Poems of Milton: To a Virtuous Young Lady
An introduction to Milton’s Sonnet Number 9, which is one of the few poems he wrote that would probably have been better left unwritten.
Milton’s Sonnet IX, commonly known as ‘To a Virtuous Young Lady,’ is a problematic poem when read in the context of modern society. Although it is possible to praise the poet’s ability with word choice, scansion and general technical skill and, moreover, to think about secondary meanings and allusions, it is all but impossible to overlook the main part of the poem’s message. This is that a young woman is being addressed and is being praised for those typical ladylike virtues of obedience, purity and deference that mark out the wholly paternalistic sensibility and society.
Milton himself was not notably chauvinistic in his attitudes for the time in which he lived and, indeed, was quite progressive in his championing of free speech and the possibility of divorce (although it is possible to accuse him of being somewhat self-serving in this case). Nevertheless, this poem seems to offer little to impress in terms of content. Consider, for example, the opening lines: “LADY, that in the prime of earliest youth/ Wisely hast shunn’d the broad way and the green.” This and its subsequent lines may not seem so bad, especially since it is the kind of thing that parents (father especially, presumably) tell their daughters all the time: stay out of trouble, think of the long-term, avoid bad influences and so forth.
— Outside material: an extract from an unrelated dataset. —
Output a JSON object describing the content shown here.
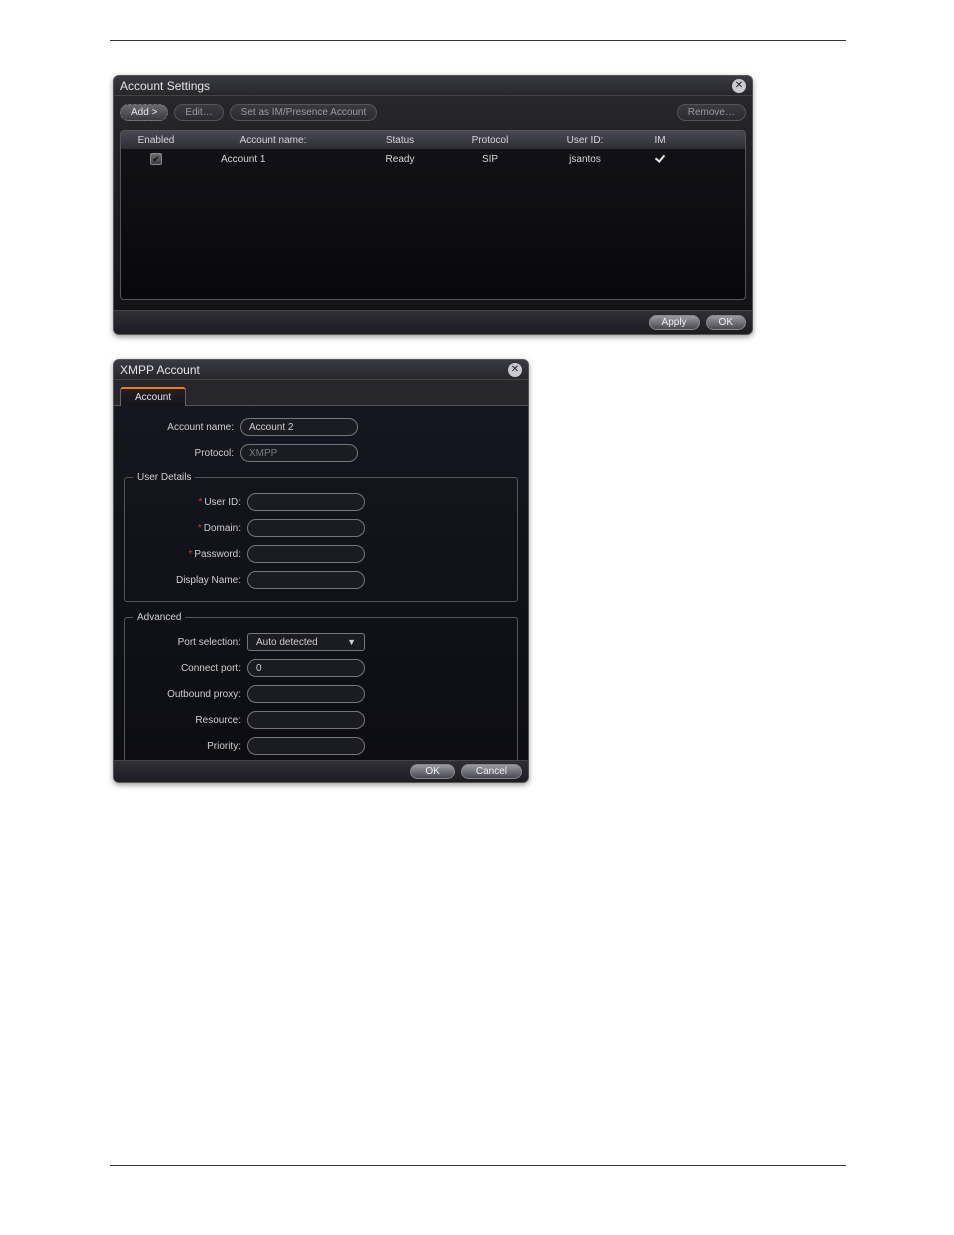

Yet it is necessary to consider the context in which young women were likely to find themselves at the time of writing the poem: enslaved by inequitable marriage laws and by the cruelty of biology in the age of premodern medicine, women were constantly at risk of debilitating injury or sickness and were subject to scorn or abuse for any attempt to follow or even express their own opinions or ideas.
In the circumstances, it was extremely difficult for young women to do anything but obey if they wanted to keep out of serious trouble – and being disowned by the family or otherwise made homeless almost certainly meant a life sentence of begging or sex work. Praising women for behaving ‘virtuously’ for following the will of God, therefore, acts to buttress the laws and regulations that already prohibit most forms of free will for women while also justifying those largely male power-wielders who determine the nature of the inequitable and unacceptable laws of society.
Milton was certainly one of the greatest poets working in the English language and generally an important and progressive voice in society. However, like everyone else, he was not perfect and this poem illustrates that.